La caccia al passo è una caccia d'attesa, di speranza, spesso senza risultati positivi: dimostra così la vera natura della passione venatoria.

All'inizio dell'autunno, in anni ormai lontani, trascorrevo quasi un mese intero, dall'alba al tramonto di ogni giorno, nella Caccia delle palombe dei Gasperini, sui monti della Cesana. I dieci chilometri che distano da Urbino alla "Caccia", si percorrevano dapprima in bicicletta, o meglio buona parte a piedi, svolgendosi la strada per lunghi tratti in salita; poi la motocicletta e l'automobile avevano eliminato tanto la scomodità della sveglia antelucana, quanto il sapore d'avventura legato ad essa.

Tuttavia alle comodità si era fatalmente affiancato un graduale deterioramento dell'esercizio venatorio e dei suoi risultati. Il passo si era di anno in anno ridotto e la presenza di molti cacciatori appostati in prossimità della "Caccia", arrecava un sempre maggior disturbo.

Nell'urbinate la caccia alle palombe è stata per decenni la caccia per definizione, forse per l'abbondanza della migrazione concentrata nella zona, forse anche per le eccezionali località di passo: "caccia"tra venuto a significare il luogo dell'appostamento.

La Caccia delle palombe dei Gasperini, nelle carte topografiche militari denominata "Le Capannacce", esiste dal 1883; nel 1983 la legge sulla caccia della Regione Marche noncurante, a differenza della legge del 1939, emanata — si noti — in pieno ventennio, dei diritti acquisiti e della conservazione di un patrimonio culturale di tradizione sicuramente agricola, ne ha interrotto e impedito l'attivazione.

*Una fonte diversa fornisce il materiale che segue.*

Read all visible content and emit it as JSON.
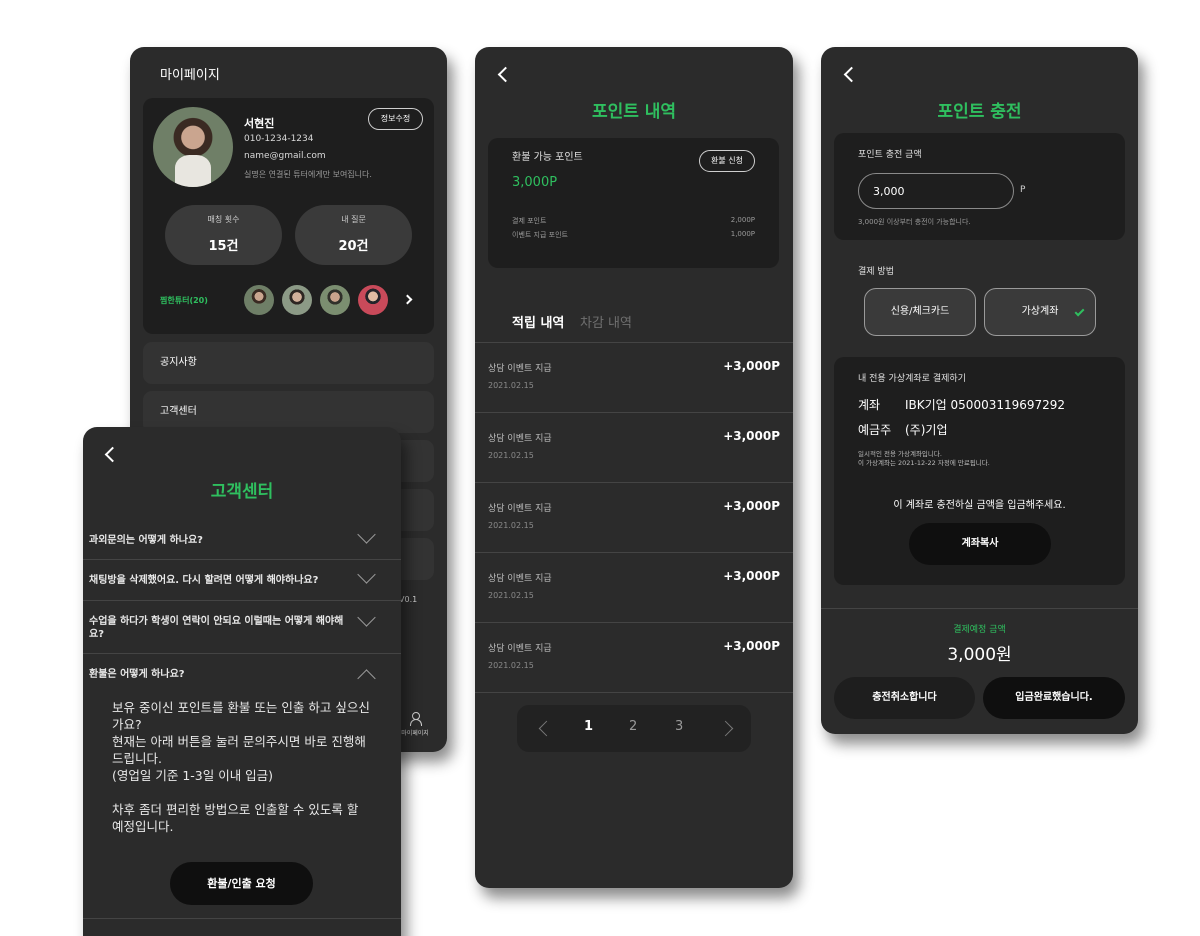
{
  "colors": {
    "accent_green": "#2fbf5f",
    "panel": "#2b2b2b",
    "card": "#1e1e1e"
  },
  "mypage": {
    "title": "마이페이지",
    "profile": {
      "name": "서현진",
      "phone": "010-1234-1234",
      "email": "name@gmail.com",
      "note": "실명은 연결된 튜터에게만 보여집니다.",
      "edit_label": "정보수정"
    },
    "stats": [
      {
        "label": "매칭 횟수",
        "value": "15건"
      },
      {
        "label": "내 질문",
        "value": "20건"
      }
    ],
    "favorites_label": "찜한튜터(20)",
    "menu": [
      "공지사항",
      "고객센터"
    ],
    "version": "V0.1",
    "nav_label": "마이페이지"
  },
  "customer_center": {
    "title": "고객센터",
    "faqs": [
      {
        "question": "과외문의는 어떻게 하나요?",
        "expanded": false
      },
      {
        "question": "채팅방을 삭제했어요. 다시 할려면 어떻게 해야하나요?",
        "expanded": false
      },
      {
        "question": "수업을 하다가 학생이 연락이 안되요 이럴때는 어떻게 해야해요?",
        "expanded": false
      },
      {
        "question": "환불은 어떻게 하나요?",
        "expanded": true
      }
    ],
    "answer": {
      "line1": "보유 중이신 포인트를 환불 또는 인출 하고 싶으신가요?",
      "line2": "현재는 아래 버튼을 눌러 문의주시면 바로 진행해드립니다.",
      "line3": "(영업일 기준 1-3일 이내 입금)",
      "line4": "차후 좀더 편리한 방법으로 인출할 수 있도록 할 예정입니다."
    },
    "refund_button": "환불/인출 요청"
  },
  "points": {
    "title": "포인트 내역",
    "refundable_label": "환불 가능 포인트",
    "refundable_value": "3,000P",
    "refund_button": "환불 신청",
    "breakdown": [
      {
        "label": "결제 포인트",
        "value": "2,000P"
      },
      {
        "label": "이벤트 지급 포인트",
        "value": "1,000P"
      }
    ],
    "tabs": [
      "적립 내역",
      "차감 내역"
    ],
    "history": [
      {
        "title": "상담 이벤트 지급",
        "date": "2021.02.15",
        "amount": "+3,000P"
      },
      {
        "title": "상담 이벤트 지급",
        "date": "2021.02.15",
        "amount": "+3,000P"
      },
      {
        "title": "상담 이벤트 지급",
        "date": "2021.02.15",
        "amount": "+3,000P"
      },
      {
        "title": "상담 이벤트 지급",
        "date": "2021.02.15",
        "amount": "+3,000P"
      },
      {
        "title": "상담 이벤트 지급",
        "date": "2021.02.15",
        "amount": "+3,000P"
      }
    ],
    "pages": [
      "1",
      "2",
      "3"
    ],
    "current_page": "1"
  },
  "charge": {
    "title": "포인트 충전",
    "amount_label": "포인트 충전 금액",
    "amount_value": "3,000",
    "amount_unit": "P",
    "amount_hint": "3,000원 이상부터 충전이 가능합니다.",
    "method_label": "결제 방법",
    "methods": [
      "신용/체크카드",
      "가상계좌"
    ],
    "selected_method": "가상계좌",
    "va_title": "내 전용 가상계좌로 결제하기",
    "account_label": "계좌",
    "account_value": "IBK기업 050003119697292",
    "holder_label": "예금주",
    "holder_value": "(주)기업",
    "va_note1": "일시적인 전용 가상계좌입니다.",
    "va_note2": "이 가상계좌는 2021-12-22 자정에 만료됩니다.",
    "deposit_prompt": "이 계좌로 충전하실 금액을 입금해주세요.",
    "copy_button": "계좌복사",
    "due_label": "결제예정 금액",
    "due_value": "3,000원",
    "cancel_button": "충전취소합니다",
    "done_button": "입금완료했습니다."
  }
}
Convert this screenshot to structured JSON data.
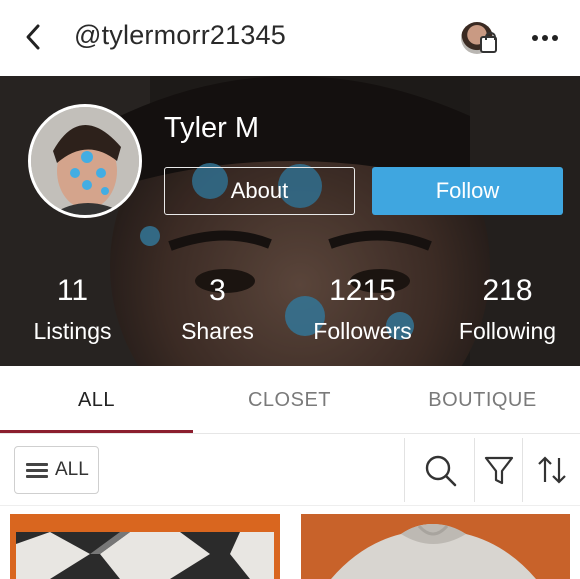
{
  "topbar": {
    "handle": "@tylermorr21345",
    "back_icon": "chevron-left-icon",
    "closet_icon": "avatar-bag-icon",
    "more_icon": "more-dots-icon"
  },
  "profile": {
    "name": "Tyler M",
    "about_label": "About",
    "follow_label": "Follow",
    "stats": [
      {
        "value": "11",
        "label": "Listings"
      },
      {
        "value": "3",
        "label": "Shares"
      },
      {
        "value": "1215",
        "label": "Followers"
      },
      {
        "value": "218",
        "label": "Following"
      }
    ]
  },
  "tabs": [
    {
      "label": "ALL",
      "active": true
    },
    {
      "label": "CLOSET",
      "active": false
    },
    {
      "label": "BOUTIQUE",
      "active": false
    }
  ],
  "filters": {
    "all_label": "ALL",
    "icons": [
      "search-icon",
      "filter-icon",
      "sort-icon"
    ]
  },
  "colors": {
    "accent_blue": "#3fa6e0",
    "tab_underline": "#8b1e2e"
  }
}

La Caccia ha un capanno centrale in pietra a due vani seminterrati contigui, ma su piani diversi, seguendo il naturale declivio della collina; la torretta-pollaio per i piccioni è in mattoni e pietra; vari capanni di frasche sono uniti al capanno centrale da camminamenti in trincea coperti di vegetazione, chiamati "voltabotte".

Il capanno centrale non ha finestre, bensì feritoie orizzontali, munite di infissi in legno con sportellini scorrevoli, che aprono un foro, chiamato "ceccarola", attraverso il quale i cacciatori prima osservano la buttata delle palombe e poi sparano a fermo, con la duplice avvertenza di non tenere il viso troppo vicino alla "ceccarola" e di non far sporgere la canna del fucile, perchè un minimo movimento può spaventare le palombe.

Anche i capanni di frasche sono muniti di "ceccarole", oltre che di porta anch'essa di frasche, detta "sportella".

Delle due stanze quella inferiore è la cucina. Un camino quasi continuamente acceso, serve per scaldare e per cucinare.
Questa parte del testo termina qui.